Box office analysts identified several factors contributing to the film's box office success. Among these were the relative lack of competition owing to the release date, a marketing strategy that emphasized the novelty of the cinematic experience leading viewers to watch it in the theater rather than at home, positive word of mouth and repeat viewings increasing the film's staying power in cinemas, an ability to attract audiences across the globe, and premium ticket prices from 3D and IMAX showings. Many of the records set by the film are listed below. Data on the previous record and records that have since been surpassed are presented where available and applicable. All grosses are given in unadjusted US dollars, except where noted otherwise.

Worldwide 
The film set the worldwide record for the highest gross of all time, surpassing the previous record by more than 50%, and grossed $2 billion in less time than it had taken the previous fastest-grossing film to gross half as much.
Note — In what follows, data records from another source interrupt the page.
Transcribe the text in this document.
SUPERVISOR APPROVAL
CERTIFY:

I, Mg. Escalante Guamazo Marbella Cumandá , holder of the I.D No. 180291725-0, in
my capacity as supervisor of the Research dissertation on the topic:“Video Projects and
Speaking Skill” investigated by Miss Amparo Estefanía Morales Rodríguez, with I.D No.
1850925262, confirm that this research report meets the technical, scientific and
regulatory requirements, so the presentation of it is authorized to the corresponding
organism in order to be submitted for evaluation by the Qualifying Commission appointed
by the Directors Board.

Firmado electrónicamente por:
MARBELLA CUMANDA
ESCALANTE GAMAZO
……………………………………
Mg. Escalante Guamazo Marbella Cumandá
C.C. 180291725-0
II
It also exceeded the previous record for highest gross in the IMAX format by a factor of more than three.

United States and Canada
In the domestic market, Avatar set the record for the highest-grossing film of all time as well as several weekend records. It also set speed records for grosses at and above $500 million, and had the widest IMAX and 3D releases of any film up to that time.

Other territories
Avatar became the highest-grossing movie of all time in more than 30 markets spanning all six continents (not counting Antarctica). Data on precise figures, previous record holders, and surpassed records is limited due to the absence of box office record trackers for these markets.